During this time, I've been listening to Divisidero, by Michael Ondaatje, in the studio and as I drive to work. The novel is a pastiche of exquisitely drawn characters, connected to each other in inextricable but mysterious ways. He uses the metaphor of collage to describe their connections:
"Everything is collage, even genetics. There is the hidden presence of others in us, even those we have known briefly. We contain them for the rest of our lives, at every border that we cross."

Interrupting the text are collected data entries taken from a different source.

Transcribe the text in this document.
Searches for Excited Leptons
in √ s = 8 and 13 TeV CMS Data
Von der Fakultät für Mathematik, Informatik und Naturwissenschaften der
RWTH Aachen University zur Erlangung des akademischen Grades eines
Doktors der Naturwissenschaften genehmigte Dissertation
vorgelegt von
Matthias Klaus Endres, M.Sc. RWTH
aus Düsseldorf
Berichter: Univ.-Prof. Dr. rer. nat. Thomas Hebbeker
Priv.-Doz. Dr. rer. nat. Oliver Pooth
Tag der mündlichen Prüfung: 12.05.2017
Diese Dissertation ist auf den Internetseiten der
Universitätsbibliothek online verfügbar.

It makes sense to me, this notion. As I make my way across the collage I'm working on, I encounter shadows of several patients I've worked with, a memory of filtered autumn light through studio windows and my earnest musing about appropriate titles. The name of a former piece echoes through several years, to me, this Virgo and I glue layer after layer of myself and my history onto a large and heavy panel. I listen to Ondaatje's words:
"Only the rereading counts, Nabokov said...For we live with those retrievals from childhood that coalesce and echo throughout our lives, the way shattered pieces of glass in a kaleidoscope reappear in new forms and are songlike in their refrains and rhymes, making up a single monologue. We live permanently in the occurrence of our own stories, whatever story we tell. "
What a pleasure it is to be back in the studio again, cutting and pasting cloth and words.